The May RCA CPPI report said commercial properties rose 18.4% in April from a year ago.
Sales of multi-family apartments also continue to rise as higher mortgage rates push buyers out of the single-family home market, leading to stronger demand.
Data from the report indicates that industrial prices rose 26% from a year ago in April and apartment prices rose 23%, with industrial and apartment indices up 1.3% from a year ago. compared to March.
The report estimates that the rise in prices from March to April suggests an annualized growth rate of around 17%, which is “slower than the annual rate of change displayed for these indices”.
However, even these sectors are beginning to feel pressure from higher interest rates, as the threat of an economic slowdown or recession towards the end of the year leads to a pessimistic outlook.
Nicozisis remains positive noting that “industrial and small retail is still strong as we still have real estate shortages due to the pandemic and even housing is scarce.”
He said that “capital markets and investment sales continue to be robust due to the scarcity of products, and that “there have also been mergers with some real estate investment trusts (or REITs) in more interest rate hikes, which means investors are accepting a new normal, which means fewer returns.
A rapid decline in commercial real estate investment due to rising interest rates will lead to lower purchase prices in the long term, as higher rates reduce the number of willing buyers, forcing landlords to make concessions to buyers if the market dries up.
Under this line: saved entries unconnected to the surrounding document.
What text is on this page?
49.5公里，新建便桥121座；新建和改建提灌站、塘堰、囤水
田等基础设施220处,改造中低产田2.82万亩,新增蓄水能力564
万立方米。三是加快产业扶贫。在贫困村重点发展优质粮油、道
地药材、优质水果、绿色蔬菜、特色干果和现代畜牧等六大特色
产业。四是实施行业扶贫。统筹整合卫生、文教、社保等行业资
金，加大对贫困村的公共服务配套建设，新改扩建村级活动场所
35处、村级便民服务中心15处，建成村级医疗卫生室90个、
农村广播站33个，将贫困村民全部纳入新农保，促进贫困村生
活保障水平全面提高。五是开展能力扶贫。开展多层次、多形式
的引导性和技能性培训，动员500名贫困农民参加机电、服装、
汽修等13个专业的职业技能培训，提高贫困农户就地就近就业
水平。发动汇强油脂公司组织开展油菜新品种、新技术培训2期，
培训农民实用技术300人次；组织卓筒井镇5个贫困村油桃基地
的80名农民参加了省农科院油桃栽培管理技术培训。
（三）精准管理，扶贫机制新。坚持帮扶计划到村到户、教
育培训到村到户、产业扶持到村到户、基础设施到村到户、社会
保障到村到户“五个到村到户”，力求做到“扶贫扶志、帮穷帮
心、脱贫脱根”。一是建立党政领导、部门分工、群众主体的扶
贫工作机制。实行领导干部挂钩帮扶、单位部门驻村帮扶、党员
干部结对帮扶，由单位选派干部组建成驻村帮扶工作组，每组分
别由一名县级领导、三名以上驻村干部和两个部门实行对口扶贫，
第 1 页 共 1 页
This could open a window of opportunity for wealthier real estate investors with extra capital looking for better deals.
“I think investors and sellers are just going to say no, because there’s a little waiting period before prices go down,” Nicozisis said.
“There’s a bit of a shock with interest rates rising so quickly, so prices are going to have to come down, but it’s probably going to be a year or so before reality sets in with sellers,” he said. said, concluding that “people are just going to have a wait-and-see approach.